En ce moment, les conflits au moyen-orient entre Israël, la Palestine et maintenant le Liban posent un certain nombre de questions juridiques. Celle qui m'intéresse ici est: quel droit applique-t-on dans le conflit opposant Israël à ses voisins et quelles sont les grandes lignes directrices de ce droit? lire la suite:

Puisque nous sommes dans un conflit impliquant plusieurs Etats et non pas un conflit interne (des groupes s'affrontent au sein d'un même Etat), on applique le droit des conflits armés: les 4 conventions de Genève et les protocoles additionnels:

  • Protocole I: Protocole additionnel aux Conventions de Genève du 12 août 1949 relatif à la protection des victimes des conflits armés internationaux.
  • Protocole II: Protocole additionnel aux Conventions de Genève du 12 août 1949 relatif à la protection des victimes des conflits armés non internationaux.
  • A noter qu'il existe un troisième protocole qui n'est pas encore en vigueur.
Ces conventions s'appliquent dès le moment où les hostilités sont engagées (en cas de guerre déclarée ou de conflit armé) même si l'une des partie ne reconnaît pas l'état de guerre (Art. 2 commun). Il s'agit du Ius in bello (droit pendant la guerre). Peu importe qui a débuté le conflit, peu importent les motifs, peu importe que la guerre soit licite ou non. Tous les bélligérants doivent respecter ET faire respecter le droit international humanitaire. C'est ce que dispose l'art. 1 commun aux 4 conventions: 'Les Hautes Parties contractantes s'engagent à respecter et à faire respecter la présente Convention en toutes circonstances.'

Ce droit s'applique également en cas d'occupation, même si aucune résistance militaire n'est déployée. (art. 2 commun).

Dans les conflits armés, il est interdit de s'en prendre aux civils. Naturellement, dans la pratique, il peut être difficile de différencier civils et combattants.
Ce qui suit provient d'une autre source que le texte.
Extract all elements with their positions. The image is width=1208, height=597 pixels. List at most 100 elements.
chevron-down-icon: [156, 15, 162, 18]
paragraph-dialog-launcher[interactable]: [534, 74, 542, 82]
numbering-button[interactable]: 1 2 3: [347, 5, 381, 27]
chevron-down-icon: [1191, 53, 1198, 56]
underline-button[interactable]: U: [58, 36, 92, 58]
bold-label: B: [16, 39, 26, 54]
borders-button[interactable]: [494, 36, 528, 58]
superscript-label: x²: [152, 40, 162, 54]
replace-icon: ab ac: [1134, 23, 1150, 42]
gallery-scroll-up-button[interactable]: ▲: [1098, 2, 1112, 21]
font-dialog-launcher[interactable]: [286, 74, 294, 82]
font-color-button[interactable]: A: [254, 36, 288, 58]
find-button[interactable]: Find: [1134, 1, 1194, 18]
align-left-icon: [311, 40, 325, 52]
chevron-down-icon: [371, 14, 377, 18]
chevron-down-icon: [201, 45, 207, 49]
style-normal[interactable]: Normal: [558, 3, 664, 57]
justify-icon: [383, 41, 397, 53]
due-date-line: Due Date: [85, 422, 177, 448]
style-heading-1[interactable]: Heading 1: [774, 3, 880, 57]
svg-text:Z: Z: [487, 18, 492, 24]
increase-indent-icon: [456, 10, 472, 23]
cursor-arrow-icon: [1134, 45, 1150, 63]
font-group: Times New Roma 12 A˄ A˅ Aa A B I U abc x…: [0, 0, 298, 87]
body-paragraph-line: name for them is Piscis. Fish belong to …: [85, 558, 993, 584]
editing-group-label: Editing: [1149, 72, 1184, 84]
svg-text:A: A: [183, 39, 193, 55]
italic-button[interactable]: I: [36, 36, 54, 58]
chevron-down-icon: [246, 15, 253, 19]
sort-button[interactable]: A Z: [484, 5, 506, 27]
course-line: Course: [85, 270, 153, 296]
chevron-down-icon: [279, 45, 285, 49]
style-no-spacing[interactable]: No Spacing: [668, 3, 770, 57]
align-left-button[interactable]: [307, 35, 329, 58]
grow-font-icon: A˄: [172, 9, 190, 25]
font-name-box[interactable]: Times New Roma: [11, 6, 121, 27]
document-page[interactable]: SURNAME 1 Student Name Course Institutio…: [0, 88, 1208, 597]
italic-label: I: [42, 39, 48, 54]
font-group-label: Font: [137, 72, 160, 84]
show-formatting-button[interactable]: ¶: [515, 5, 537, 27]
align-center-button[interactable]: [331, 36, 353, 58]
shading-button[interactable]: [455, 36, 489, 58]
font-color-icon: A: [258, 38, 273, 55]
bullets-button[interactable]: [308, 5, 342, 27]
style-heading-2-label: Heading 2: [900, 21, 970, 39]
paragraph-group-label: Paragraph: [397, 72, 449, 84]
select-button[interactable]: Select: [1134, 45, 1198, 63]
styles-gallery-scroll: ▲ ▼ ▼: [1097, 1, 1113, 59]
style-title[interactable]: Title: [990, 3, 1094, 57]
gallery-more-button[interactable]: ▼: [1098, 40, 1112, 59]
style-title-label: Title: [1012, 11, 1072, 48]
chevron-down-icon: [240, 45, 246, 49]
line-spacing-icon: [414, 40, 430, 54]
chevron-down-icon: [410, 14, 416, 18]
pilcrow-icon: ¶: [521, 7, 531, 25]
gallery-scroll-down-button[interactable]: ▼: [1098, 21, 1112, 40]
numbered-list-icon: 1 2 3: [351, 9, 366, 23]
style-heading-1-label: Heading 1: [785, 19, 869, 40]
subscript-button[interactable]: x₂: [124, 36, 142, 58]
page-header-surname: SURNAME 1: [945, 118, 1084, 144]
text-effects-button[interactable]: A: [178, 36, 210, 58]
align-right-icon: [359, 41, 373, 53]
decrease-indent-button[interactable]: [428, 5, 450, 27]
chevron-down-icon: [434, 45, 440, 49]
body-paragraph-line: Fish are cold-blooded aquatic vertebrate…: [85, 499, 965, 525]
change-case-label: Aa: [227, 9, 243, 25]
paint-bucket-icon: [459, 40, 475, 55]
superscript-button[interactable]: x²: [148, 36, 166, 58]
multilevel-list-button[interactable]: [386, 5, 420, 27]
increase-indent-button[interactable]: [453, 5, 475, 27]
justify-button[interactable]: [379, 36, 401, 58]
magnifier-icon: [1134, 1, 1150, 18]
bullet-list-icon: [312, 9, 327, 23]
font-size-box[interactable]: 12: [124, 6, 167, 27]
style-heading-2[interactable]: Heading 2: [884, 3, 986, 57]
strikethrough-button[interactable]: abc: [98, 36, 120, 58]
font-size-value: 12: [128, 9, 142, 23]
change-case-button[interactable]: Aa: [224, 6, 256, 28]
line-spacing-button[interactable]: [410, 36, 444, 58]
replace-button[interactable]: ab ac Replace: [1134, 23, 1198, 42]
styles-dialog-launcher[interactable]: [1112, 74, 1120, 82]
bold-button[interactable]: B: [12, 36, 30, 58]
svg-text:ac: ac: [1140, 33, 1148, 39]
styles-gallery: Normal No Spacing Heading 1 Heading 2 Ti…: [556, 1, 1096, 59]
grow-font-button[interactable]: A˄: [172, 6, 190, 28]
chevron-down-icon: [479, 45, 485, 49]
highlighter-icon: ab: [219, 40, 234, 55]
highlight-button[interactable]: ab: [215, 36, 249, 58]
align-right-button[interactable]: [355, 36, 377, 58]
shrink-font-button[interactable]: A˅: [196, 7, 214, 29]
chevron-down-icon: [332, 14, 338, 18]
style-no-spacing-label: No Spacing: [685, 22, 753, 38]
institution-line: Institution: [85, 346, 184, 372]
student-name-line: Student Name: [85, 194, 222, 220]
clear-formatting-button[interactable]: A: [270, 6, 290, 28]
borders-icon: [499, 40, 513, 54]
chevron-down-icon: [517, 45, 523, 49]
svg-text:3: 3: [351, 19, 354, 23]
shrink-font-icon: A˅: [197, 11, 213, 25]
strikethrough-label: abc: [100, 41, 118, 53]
Les civils doivent, quant à eux, s'abstenir de tout acte d'hostilité (là encore, c'est très théorique, puisque l'histoire montre souvent des civils très engagés). Les combattants ont le droit de s'entretuer, mais doivent respecter les normes impératives du droit international général (ius cogens): ils ne peuvent torturer, se livrer à des génocides ou porter atteinte à la dignité humaine, commettre des crimes de guerre, Etc...

Certaines armes sont interdites: celles qui frappent sans discrimination, telles que les armes bactériologiques. L'arme nucléaire fait l'objet d'une réglementation particulière (Traité sur la non-prolifération des armes nucléaires).

Pour terminer, le droit international général tente d'éviter la guerre (Ius ad bellum) par tous les moyens. toutefois, si elle éclate, on applique alors le droit des conflits armés exposé ci-dessus de manière très brève. A noter qu'Israël ne semble pas être partie aux conventions de Genève, sauf erreur de ma part.

mis à jour: réponse à Telvov
Les crimes de guerre sont la violation grave de certains traités internationaux (comme les conventions de genève et le statut de Rome (art. 8)). On comprend par-là qu'il est interdit de s'en prendre à des objectifs non-militaires (qu'ils soient matériels ou humains). Ex: Est un crime de guerre le fait d'abattre un avion de la croix rouge ou de tirer sur quelqu'un qui brandit le drapeau blanc.

Au procès des nazis à Nüremberg, ils ont été définis comme suit:

Assassinat, mauvais traitements ou déportation pour des travaux forcés, ou pour tout autre but, des populations civiles dans les territoires occupés, assassinat ou mauvais traitements des prisonniers de guerre ou des personnes en mer, exécution des otages, pillages de biens publics ou privés, destruction sans motif des villes et des villages, ou dévastation que ne justifient pas les exigences militaires.